Nouveau show
Après «Ninja», «Docteur Escargot», «Hassan O Rbaâto», «Aïn Sebaâ» et «Who is Kabour», la star de l’humour Hassan El Fad revient avec un nouveau chapitre, «Hassan Jidane». Un retour qui confirme la place singulière de l’artiste dans le paysage de l’humour marocain.
Le quotidien n’a décidément pas fini de faire rire Hassan El Fad. L’humoriste marocain revient sur les planches avec « Hassan Jidane », un nouveau spectacle dans lequel les situations les plus ordinaires peuvent à tout moment basculer dans l’inattendu, l’absurde et le rire.

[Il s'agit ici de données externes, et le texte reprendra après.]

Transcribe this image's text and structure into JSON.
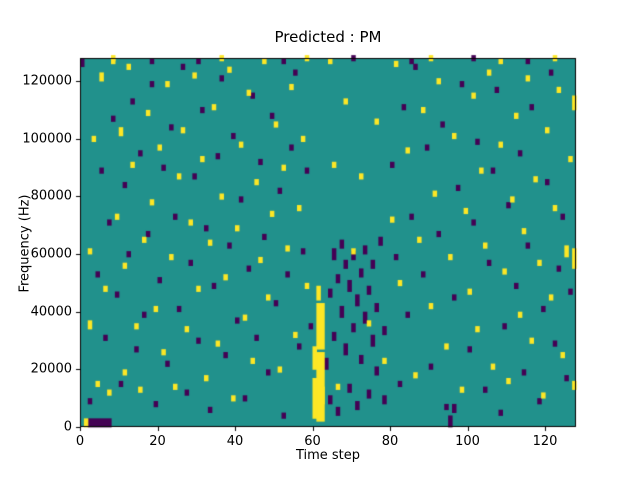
{
  "chart_data": {
    "type": "heatmap",
    "title": "Predicted : PM",
    "xlabel": "Time step",
    "ylabel": "Frequency (Hz)",
    "xlim": [
      0,
      128
    ],
    "ylim": [
      0,
      128000
    ],
    "grid": false,
    "legend": "none",
    "xticks": [
      0,
      20,
      40,
      60,
      80,
      100,
      120
    ],
    "xtick_labels": [
      "0",
      "20",
      "40",
      "60",
      "80",
      "100",
      "120"
    ],
    "yticks": [
      0,
      20000,
      40000,
      60000,
      80000,
      100000,
      120000
    ],
    "ytick_labels": [
      "0",
      "20000",
      "40000",
      "60000",
      "80000",
      "100000",
      "120000"
    ],
    "colors": {
      "background": "#21918c",
      "yellow_class": "#fde725",
      "purple_class": "#440154",
      "frame": "#000000"
    },
    "cell_grid": [
      128,
      128
    ],
    "freq_cell_unit_hz": 1000,
    "cells_yellow": [
      [
        1,
        0,
        3
      ],
      [
        2,
        34,
        3
      ],
      [
        2,
        60,
        2
      ],
      [
        3,
        99,
        2
      ],
      [
        4,
        14,
        2
      ],
      [
        5,
        120,
        3
      ],
      [
        6,
        47,
        2
      ],
      [
        7,
        11,
        2
      ],
      [
        8,
        126,
        2
      ],
      [
        9,
        72,
        2
      ],
      [
        10,
        101,
        3
      ],
      [
        11,
        18,
        2
      ],
      [
        11,
        55,
        2
      ],
      [
        12,
        124,
        2
      ],
      [
        13,
        90,
        2
      ],
      [
        14,
        34,
        2
      ],
      [
        15,
        12,
        2
      ],
      [
        16,
        64,
        2
      ],
      [
        17,
        108,
        2
      ],
      [
        18,
        77,
        2
      ],
      [
        19,
        40,
        2
      ],
      [
        20,
        96,
        2
      ],
      [
        21,
        25,
        2
      ],
      [
        22,
        118,
        2
      ],
      [
        23,
        58,
        2
      ],
      [
        24,
        13,
        2
      ],
      [
        25,
        86,
        2
      ],
      [
        26,
        102,
        2
      ],
      [
        27,
        33,
        2
      ],
      [
        28,
        70,
        2
      ],
      [
        29,
        121,
        2
      ],
      [
        30,
        47,
        2
      ],
      [
        31,
        92,
        2
      ],
      [
        32,
        16,
        2
      ],
      [
        33,
        63,
        2
      ],
      [
        34,
        110,
        2
      ],
      [
        35,
        28,
        2
      ],
      [
        36,
        79,
        2
      ],
      [
        36,
        127,
        2
      ],
      [
        37,
        51,
        2
      ],
      [
        38,
        123,
        2
      ],
      [
        39,
        9,
        2
      ],
      [
        40,
        68,
        2
      ],
      [
        41,
        97,
        2
      ],
      [
        42,
        37,
        2
      ],
      [
        43,
        115,
        2
      ],
      [
        44,
        22,
        2
      ],
      [
        45,
        84,
        2
      ],
      [
        46,
        57,
        2
      ],
      [
        47,
        126,
        2
      ],
      [
        48,
        44,
        2
      ],
      [
        49,
        73,
        2
      ],
      [
        50,
        104,
        2
      ],
      [
        51,
        19,
        2
      ],
      [
        52,
        89,
        2
      ],
      [
        53,
        61,
        2
      ],
      [
        54,
        117,
        2
      ],
      [
        55,
        31,
        2
      ],
      [
        56,
        75,
        2
      ],
      [
        57,
        99,
        2
      ],
      [
        58,
        48,
        2
      ],
      [
        58,
        127,
        2
      ],
      [
        60,
        3,
        14,
        1
      ],
      [
        61,
        2,
        24,
        2
      ],
      [
        61,
        27,
        16,
        2
      ],
      [
        61,
        44,
        5,
        1
      ],
      [
        60,
        20,
        8,
        1
      ],
      [
        62,
        8,
        6,
        1
      ],
      [
        64,
        126,
        2
      ],
      [
        65,
        90,
        2
      ],
      [
        66,
        13,
        2
      ],
      [
        68,
        112,
        2
      ],
      [
        70,
        60,
        2
      ],
      [
        72,
        86,
        2
      ],
      [
        74,
        35,
        2
      ],
      [
        76,
        105,
        2
      ],
      [
        78,
        22,
        2
      ],
      [
        80,
        71,
        2
      ],
      [
        81,
        125,
        2
      ],
      [
        82,
        49,
        2
      ],
      [
        84,
        95,
        2
      ],
      [
        86,
        17,
        2
      ],
      [
        87,
        64,
        2
      ],
      [
        88,
        109,
        2
      ],
      [
        90,
        41,
        2
      ],
      [
        90,
        127,
        2
      ],
      [
        91,
        80,
        2
      ],
      [
        92,
        119,
        2
      ],
      [
        94,
        27,
        2
      ],
      [
        95,
        58,
        2
      ],
      [
        96,
        100,
        2
      ],
      [
        98,
        12,
        2
      ],
      [
        99,
        74,
        2
      ],
      [
        100,
        46,
        2
      ],
      [
        101,
        114,
        2
      ],
      [
        102,
        33,
        2
      ],
      [
        103,
        88,
        2
      ],
      [
        104,
        62,
        2
      ],
      [
        105,
        122,
        2
      ],
      [
        106,
        20,
        2
      ],
      [
        108,
        97,
        2
      ],
      [
        108,
        126,
        2
      ],
      [
        109,
        53,
        2
      ],
      [
        110,
        15,
        2
      ],
      [
        111,
        78,
        2
      ],
      [
        112,
        107,
        2
      ],
      [
        113,
        38,
        2
      ],
      [
        114,
        67,
        2
      ],
      [
        115,
        120,
        2
      ],
      [
        116,
        29,
        2
      ],
      [
        117,
        85,
        2
      ],
      [
        118,
        56,
        2
      ],
      [
        119,
        10,
        2
      ],
      [
        120,
        102,
        2
      ],
      [
        121,
        44,
        2
      ],
      [
        122,
        75,
        2
      ],
      [
        122,
        127,
        2
      ],
      [
        123,
        116,
        2
      ],
      [
        124,
        24,
        2
      ],
      [
        125,
        59,
        4
      ],
      [
        126,
        92,
        2
      ],
      [
        127,
        13,
        3
      ],
      [
        127,
        55,
        7
      ],
      [
        127,
        110,
        5
      ],
      [
        8,
        127,
        2
      ]
    ],
    "cells_purple": [
      [
        0,
        125,
        3
      ],
      [
        2,
        0,
        3,
        6
      ],
      [
        2,
        8,
        2
      ],
      [
        4,
        52,
        2
      ],
      [
        5,
        88,
        2
      ],
      [
        6,
        30,
        2
      ],
      [
        7,
        70,
        2
      ],
      [
        8,
        106,
        2
      ],
      [
        9,
        45,
        2
      ],
      [
        10,
        14,
        2
      ],
      [
        11,
        83,
        2
      ],
      [
        12,
        59,
        2
      ],
      [
        13,
        112,
        2
      ],
      [
        14,
        26,
        2
      ],
      [
        15,
        94,
        2
      ],
      [
        16,
        38,
        2
      ],
      [
        17,
        66,
        2
      ],
      [
        18,
        118,
        2
      ],
      [
        18,
        126,
        2
      ],
      [
        19,
        7,
        2
      ],
      [
        20,
        50,
        2
      ],
      [
        21,
        89,
        2
      ],
      [
        22,
        21,
        2
      ],
      [
        23,
        103,
        2
      ],
      [
        24,
        72,
        2
      ],
      [
        25,
        40,
        2
      ],
      [
        26,
        124,
        2
      ],
      [
        27,
        11,
        2
      ],
      [
        28,
        56,
        2
      ],
      [
        29,
        86,
        2
      ],
      [
        30,
        29,
        2
      ],
      [
        30,
        126,
        2
      ],
      [
        31,
        109,
        2
      ],
      [
        32,
        68,
        2
      ],
      [
        33,
        5,
        2
      ],
      [
        34,
        48,
        2
      ],
      [
        35,
        93,
        2
      ],
      [
        36,
        120,
        2
      ],
      [
        37,
        24,
        2
      ],
      [
        38,
        62,
        2
      ],
      [
        39,
        100,
        2
      ],
      [
        40,
        36,
        2
      ],
      [
        41,
        78,
        2
      ],
      [
        42,
        9,
        2
      ],
      [
        43,
        54,
        2
      ],
      [
        44,
        114,
        2
      ],
      [
        45,
        30,
        2
      ],
      [
        46,
        91,
        2
      ],
      [
        47,
        65,
        2
      ],
      [
        48,
        18,
        2
      ],
      [
        49,
        107,
        2
      ],
      [
        50,
        42,
        2
      ],
      [
        51,
        81,
        2
      ],
      [
        52,
        3,
        2
      ],
      [
        52,
        126,
        2
      ],
      [
        53,
        52,
        2
      ],
      [
        54,
        96,
        2
      ],
      [
        55,
        122,
        2
      ],
      [
        56,
        27,
        2
      ],
      [
        57,
        60,
        2
      ],
      [
        58,
        88,
        2
      ],
      [
        59,
        34,
        2
      ],
      [
        63,
        20,
        4
      ],
      [
        64,
        45,
        3
      ],
      [
        64,
        8,
        3
      ],
      [
        65,
        58,
        4
      ],
      [
        65,
        30,
        3
      ],
      [
        66,
        50,
        3
      ],
      [
        66,
        4,
        3
      ],
      [
        67,
        38,
        4
      ],
      [
        67,
        62,
        3
      ],
      [
        68,
        25,
        4
      ],
      [
        68,
        55,
        3
      ],
      [
        69,
        12,
        3
      ],
      [
        69,
        47,
        4
      ],
      [
        70,
        33,
        3
      ],
      [
        70,
        58,
        3
      ],
      [
        70,
        127,
        2
      ],
      [
        71,
        6,
        3
      ],
      [
        71,
        42,
        4
      ],
      [
        72,
        22,
        3
      ],
      [
        72,
        52,
        3
      ],
      [
        73,
        36,
        4
      ],
      [
        73,
        60,
        3
      ],
      [
        74,
        10,
        3
      ],
      [
        74,
        46,
        3
      ],
      [
        75,
        28,
        4
      ],
      [
        75,
        55,
        3
      ],
      [
        76,
        18,
        3
      ],
      [
        76,
        40,
        3
      ],
      [
        77,
        63,
        3
      ],
      [
        78,
        32,
        3
      ],
      [
        78,
        8,
        3
      ],
      [
        80,
        90,
        2
      ],
      [
        81,
        58,
        2
      ],
      [
        82,
        14,
        2
      ],
      [
        83,
        110,
        2
      ],
      [
        84,
        38,
        2
      ],
      [
        85,
        72,
        2
      ],
      [
        85,
        126,
        2
      ],
      [
        86,
        124,
        2
      ],
      [
        88,
        52,
        2
      ],
      [
        89,
        96,
        2
      ],
      [
        90,
        20,
        2
      ],
      [
        92,
        66,
        2
      ],
      [
        93,
        104,
        2
      ],
      [
        94,
        6,
        2
      ],
      [
        95,
        0,
        4
      ],
      [
        96,
        5,
        3
      ],
      [
        96,
        44,
        2
      ],
      [
        97,
        82,
        2
      ],
      [
        98,
        118,
        2
      ],
      [
        100,
        26,
        2
      ],
      [
        101,
        70,
        2
      ],
      [
        101,
        127,
        2
      ],
      [
        102,
        98,
        2
      ],
      [
        104,
        12,
        2
      ],
      [
        105,
        56,
        2
      ],
      [
        106,
        88,
        2
      ],
      [
        107,
        116,
        2
      ],
      [
        108,
        4,
        2
      ],
      [
        109,
        34,
        2
      ],
      [
        110,
        76,
        2
      ],
      [
        112,
        48,
        2
      ],
      [
        113,
        94,
        2
      ],
      [
        114,
        18,
        2
      ],
      [
        115,
        62,
        2
      ],
      [
        115,
        126,
        2
      ],
      [
        116,
        110,
        2
      ],
      [
        118,
        8,
        2
      ],
      [
        119,
        40,
        2
      ],
      [
        120,
        84,
        2
      ],
      [
        121,
        122,
        2
      ],
      [
        122,
        28,
        2
      ],
      [
        123,
        54,
        2
      ],
      [
        124,
        72,
        2
      ],
      [
        125,
        16,
        2
      ],
      [
        126,
        46,
        2
      ]
    ]
  }
}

Présenté comme un spectacle drôle, généreux et imprévisible, « Hassan Jidane » repose une nouvelle fois sur ce qui constitue l’une des marques de fabrique de l’artiste : observer la société, en saisir les petits travers et transformer des scènes banales de la vie quotidienne en véritables moments de comédie. Son sens de la répartie, son jeu scénique et son goût pour les personnages décalés devraient une nouvelle fois être au rendez-vous. Le spectacle s’inscrit dans une tournée annoncée au Maroc et en Europe à partir du mois d’octobre 2026.

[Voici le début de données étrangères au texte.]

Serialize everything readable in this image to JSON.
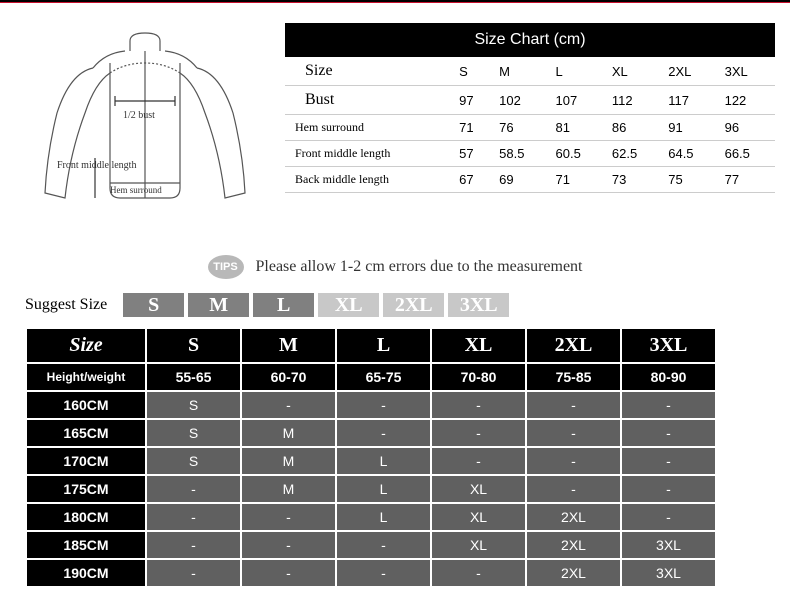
{
  "top_bar_color": "#c8102e",
  "jacket_labels": {
    "half_bust": "1/2 bust",
    "front_middle": "Front middle length",
    "hem_surround": "Hem surround"
  },
  "size_chart": {
    "title": "Size Chart (cm)",
    "columns": [
      "S",
      "M",
      "L",
      "XL",
      "2XL",
      "3XL"
    ],
    "rows": [
      {
        "label": "Size",
        "bold": true,
        "values": [
          "S",
          "M",
          "L",
          "XL",
          "2XL",
          "3XL"
        ]
      },
      {
        "label": "Bust",
        "bold": true,
        "values": [
          "97",
          "102",
          "107",
          "112",
          "117",
          "122"
        ]
      },
      {
        "label": "Hem surround",
        "bold": false,
        "values": [
          "71",
          "76",
          "81",
          "86",
          "91",
          "96"
        ]
      },
      {
        "label": "Front middle length",
        "bold": false,
        "values": [
          "57",
          "58.5",
          "60.5",
          "62.5",
          "64.5",
          "66.5"
        ]
      },
      {
        "label": "Back middle length",
        "bold": false,
        "values": [
          "67",
          "69",
          "71",
          "73",
          "75",
          "77"
        ]
      }
    ]
  },
  "tips": {
    "badge": "TIPS",
    "text": "Please allow 1-2 cm errors due to the measurement"
  },
  "suggest": {
    "label": "Suggest Size",
    "pills": [
      {
        "text": "S",
        "light": false
      },
      {
        "text": "M",
        "light": false
      },
      {
        "text": "L",
        "light": false
      },
      {
        "text": "XL",
        "light": true
      },
      {
        "text": "2XL",
        "light": true
      },
      {
        "text": "3XL",
        "light": true
      }
    ]
  },
  "lower": {
    "header": [
      "Size",
      "S",
      "M",
      "L",
      "XL",
      "2XL",
      "3XL"
    ],
    "weight_row": [
      "Height/weight",
      "55-65",
      "60-70",
      "65-75",
      "70-80",
      "75-85",
      "80-90"
    ],
    "rows": [
      [
        "160CM",
        "S",
        "-",
        "-",
        "-",
        "-",
        "-"
      ],
      [
        "165CM",
        "S",
        "M",
        "-",
        "-",
        "-",
        "-"
      ],
      [
        "170CM",
        "S",
        "M",
        "L",
        "-",
        "-",
        "-"
      ],
      [
        "175CM",
        "-",
        "M",
        "L",
        "XL",
        "-",
        "-"
      ],
      [
        "180CM",
        "-",
        "-",
        "L",
        "XL",
        "2XL",
        "-"
      ],
      [
        "185CM",
        "-",
        "-",
        "-",
        "XL",
        "2XL",
        "3XL"
      ],
      [
        "190CM",
        "-",
        "-",
        "-",
        "-",
        "2XL",
        "3XL"
      ]
    ]
  }
}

De «Ninja» à «Hassan Jidane»
Pour comprendre ce nouveau rendez-vous, il faut revenir sur le parcours d’un artiste qui a profondément marqué l’humour marocain contemporain. Né à Casablanca en 1962, Hassan El Fad s’est progressivement imposé par un univers qui dépasse le simple registre du stand-up. Formé notamment aux arts et passionné de musique, il pratique le saxophone et a également développé un intérêt pour les arts plastiques et l’architecture d’intérieur. Cette diversité artistique a nourri son approche de la scène et la construction de ses personnages. Son parcours théâtral commence véritablement avec «Ninja», son premier one-man-show, présenté en 1997. L’artiste poursuit ensuite son exploration de l’humour scénique avec «Docteur Escargot » en 2005, puis «Hassan O Rbaâto» en 2009 et «Aïn Sebaâ » en 2012. En 2017, Hassan El Fad présente «Who is Kabour?», spectacle qui donne une nouvelle dimension à l’un de ses personnages les plus populaires. Kabour, devenu célèbre auprès du grand public grâce à la télévision, quitte alors l’écran pour investir la scène. Le spectacle sera ensuite présenté au Maroc, mais également dans plusieurs pays d’Afrique, d’Europe et d’Amérique du Nord.
La télévision, autre terrain de jeu
Si la scène constitue l’un des piliers de sa carrière, c’est aussi à la télévision que Hassan El Fad a construit une large partie de sa popularité. Dès la fin des années 1990, il multiplie les projets humoristiques, notamment avec «Oujhi F’oujhek », avant de poursuivre avec « Chaîne Ci BiBi», «Canal 36», «Chanily TV», «Tit Swit», «Fad TV» et « Bayn Show». Mais c’est surtout avec «L’Couple», diffusé pendant le mois de Ramadan en 2013 et 2014, que l’artiste atteint une nouvelle dimension auprès du grand public. Il y incarne Kabour Bennani Smires, personnage haut en couleur qui deviendra l’un des personnages comiques les plus reconnaissables de sa carrière. La saga se poursuit ensuite avec « Kabour et Lahbib », où Hassan El Fad partage notamment l’affiche avec Haytham Miftah. Le personnage de Kabour s’installe durablement dans l’imaginaire populaire marocain. L’artiste poursuit parallèlement son travail télévisuel avec des productions telles que « Salwa o Zoubir», « Tendance » et « Ti Ra Ti ». Le cinéma n’est pas absent du parcours de Hassan El Fad. Son filmographie comprend notamment «Yarit», «Lumières», «Fabula», «Les 401 coups», «Le destin d’une femme», «Ali, Rabiaa et les autres…», «Mona Saber» et «Moi, ma mère et Bétina». Il apparaît également dans «Les Vieux Chums» de Claude Gagnon, sorti en 2020. Avec «Hassan Jidane», l’artiste semble toutefois revenir à une matière qui lui est particulièrement familière : le quotidien. Pas besoin de situations extraordinaires. Une conversation, une habitude, un comportement ou une scène de la vie courante peuvent suffire à déclencher le rire. Tout l’art de Hassan El Fad consiste précisément à regarder ces situations avec un œil différent et à révéler leur dimension comique. Entre observations, surprises et «folie bien dosée», le nouveau spectacle entend ainsi renouer avec cette relation directe entre l’artiste et son public qui constitue l’essence même du one-man-show.